Seller Myth 4:  If I know a buyer, brokers add no value.

Firstly, if you have a buyer that you are dealing with in isolation…how will you know that they are offering a good price and terms? How do you know another buyer of equal or better quality wouldn’t offer more. If your answer to this is “I’ll get a valuation to dictate the price”, my response is:

  • A valuation isn’t the end of the negotiations with a buyer, it’s the beginning; and 
  • Auctions beat valuation prices a lot of the time

We achieve confidence in pricing when the market dictates a price. Not when one is suggested by a single buyer or an accountant in isolation.

Secondly, a broker’s function isn’t to introduce a buyer… a broker’s function is to get the best price and terms for their client. This is usually achieved by many steps, including (but not limited to):

- preparing the business for sale in such a way to highlight its features and potential

- introducing more than one buyer such that each has a fear of missing out 

- negotiating and using competitive tension to achieve the best outcome

- chasing down lawyers, landlords and financiers to keep momentum going, because time kills deals.

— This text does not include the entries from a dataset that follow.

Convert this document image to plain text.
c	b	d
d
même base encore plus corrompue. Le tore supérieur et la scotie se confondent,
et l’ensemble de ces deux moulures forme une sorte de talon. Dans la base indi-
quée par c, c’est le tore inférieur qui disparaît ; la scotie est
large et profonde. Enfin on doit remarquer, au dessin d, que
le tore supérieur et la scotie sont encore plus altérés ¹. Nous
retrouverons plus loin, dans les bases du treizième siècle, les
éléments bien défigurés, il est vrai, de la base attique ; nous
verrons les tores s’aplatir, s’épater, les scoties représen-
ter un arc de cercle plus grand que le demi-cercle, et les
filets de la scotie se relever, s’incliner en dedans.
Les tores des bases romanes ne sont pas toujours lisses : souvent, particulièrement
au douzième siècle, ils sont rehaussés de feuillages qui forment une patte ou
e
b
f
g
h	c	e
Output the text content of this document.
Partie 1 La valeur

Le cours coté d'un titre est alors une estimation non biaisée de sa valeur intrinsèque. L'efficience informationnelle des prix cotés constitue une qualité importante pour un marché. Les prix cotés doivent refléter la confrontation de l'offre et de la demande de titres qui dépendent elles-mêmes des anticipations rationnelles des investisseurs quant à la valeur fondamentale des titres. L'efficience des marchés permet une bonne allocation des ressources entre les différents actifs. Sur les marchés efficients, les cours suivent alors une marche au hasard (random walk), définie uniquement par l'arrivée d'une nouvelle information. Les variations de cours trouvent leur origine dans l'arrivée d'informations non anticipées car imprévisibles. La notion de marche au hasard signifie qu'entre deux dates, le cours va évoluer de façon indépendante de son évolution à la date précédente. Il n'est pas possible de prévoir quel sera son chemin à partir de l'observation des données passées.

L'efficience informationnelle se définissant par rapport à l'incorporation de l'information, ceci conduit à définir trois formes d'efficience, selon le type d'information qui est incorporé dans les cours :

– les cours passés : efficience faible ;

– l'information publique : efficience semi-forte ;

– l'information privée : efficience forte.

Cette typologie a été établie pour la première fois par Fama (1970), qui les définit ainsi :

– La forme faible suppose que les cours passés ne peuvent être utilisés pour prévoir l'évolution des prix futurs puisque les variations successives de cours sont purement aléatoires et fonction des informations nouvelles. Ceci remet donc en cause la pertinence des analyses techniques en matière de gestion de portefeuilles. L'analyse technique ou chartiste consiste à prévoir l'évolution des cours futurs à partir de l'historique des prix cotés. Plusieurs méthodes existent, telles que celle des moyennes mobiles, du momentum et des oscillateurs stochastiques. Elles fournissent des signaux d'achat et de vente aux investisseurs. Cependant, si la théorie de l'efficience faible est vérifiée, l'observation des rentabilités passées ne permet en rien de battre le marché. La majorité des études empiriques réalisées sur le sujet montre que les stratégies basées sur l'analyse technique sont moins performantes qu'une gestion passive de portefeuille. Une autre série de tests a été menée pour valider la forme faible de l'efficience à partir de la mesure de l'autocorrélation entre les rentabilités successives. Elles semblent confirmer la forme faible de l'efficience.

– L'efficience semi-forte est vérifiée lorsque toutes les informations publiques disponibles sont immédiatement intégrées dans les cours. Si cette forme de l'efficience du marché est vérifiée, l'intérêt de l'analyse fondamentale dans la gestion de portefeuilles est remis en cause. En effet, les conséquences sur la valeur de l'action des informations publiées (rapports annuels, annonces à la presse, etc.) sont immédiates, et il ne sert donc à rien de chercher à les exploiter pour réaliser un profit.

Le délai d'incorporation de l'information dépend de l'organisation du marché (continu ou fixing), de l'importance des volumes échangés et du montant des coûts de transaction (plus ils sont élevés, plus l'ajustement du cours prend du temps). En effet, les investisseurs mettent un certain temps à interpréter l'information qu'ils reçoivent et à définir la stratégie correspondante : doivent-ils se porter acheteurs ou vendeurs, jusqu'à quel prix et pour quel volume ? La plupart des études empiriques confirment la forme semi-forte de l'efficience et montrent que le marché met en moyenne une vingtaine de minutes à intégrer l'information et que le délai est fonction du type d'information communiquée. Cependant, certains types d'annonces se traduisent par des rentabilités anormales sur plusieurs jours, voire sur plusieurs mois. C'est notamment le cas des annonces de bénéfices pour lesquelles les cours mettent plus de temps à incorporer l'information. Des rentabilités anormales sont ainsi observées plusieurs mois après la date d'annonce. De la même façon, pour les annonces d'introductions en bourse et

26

In short, if you feel you don’t need a broker because you have a buyer… you are misunderstanding the function and benefits that a good broker will bring to your transaction.

Seller Myth 5:  A buyer will pay for the potential as if it is proven.

We regularly have vendors coming to us saying that their practice is worth more because they chose to be:

  • closed for X excess weeks per year
  • only open 4 days per week
  • referring out any complicated work
  • overpaying staff
  • not doing any marketing

Really, they want buyers to pay for results that they haven’t been able to generate (or in their minds have chosen not to generate) themselves…

I am not saying that buyers won’t pay extra for opportunity or potential…they will sometimes. 

But buyers and their banks cannot tell with any certainty what profit a practice would have generated under different trading conditions. As a result, as a general rule… buyers will pay far more for proven than potential every time.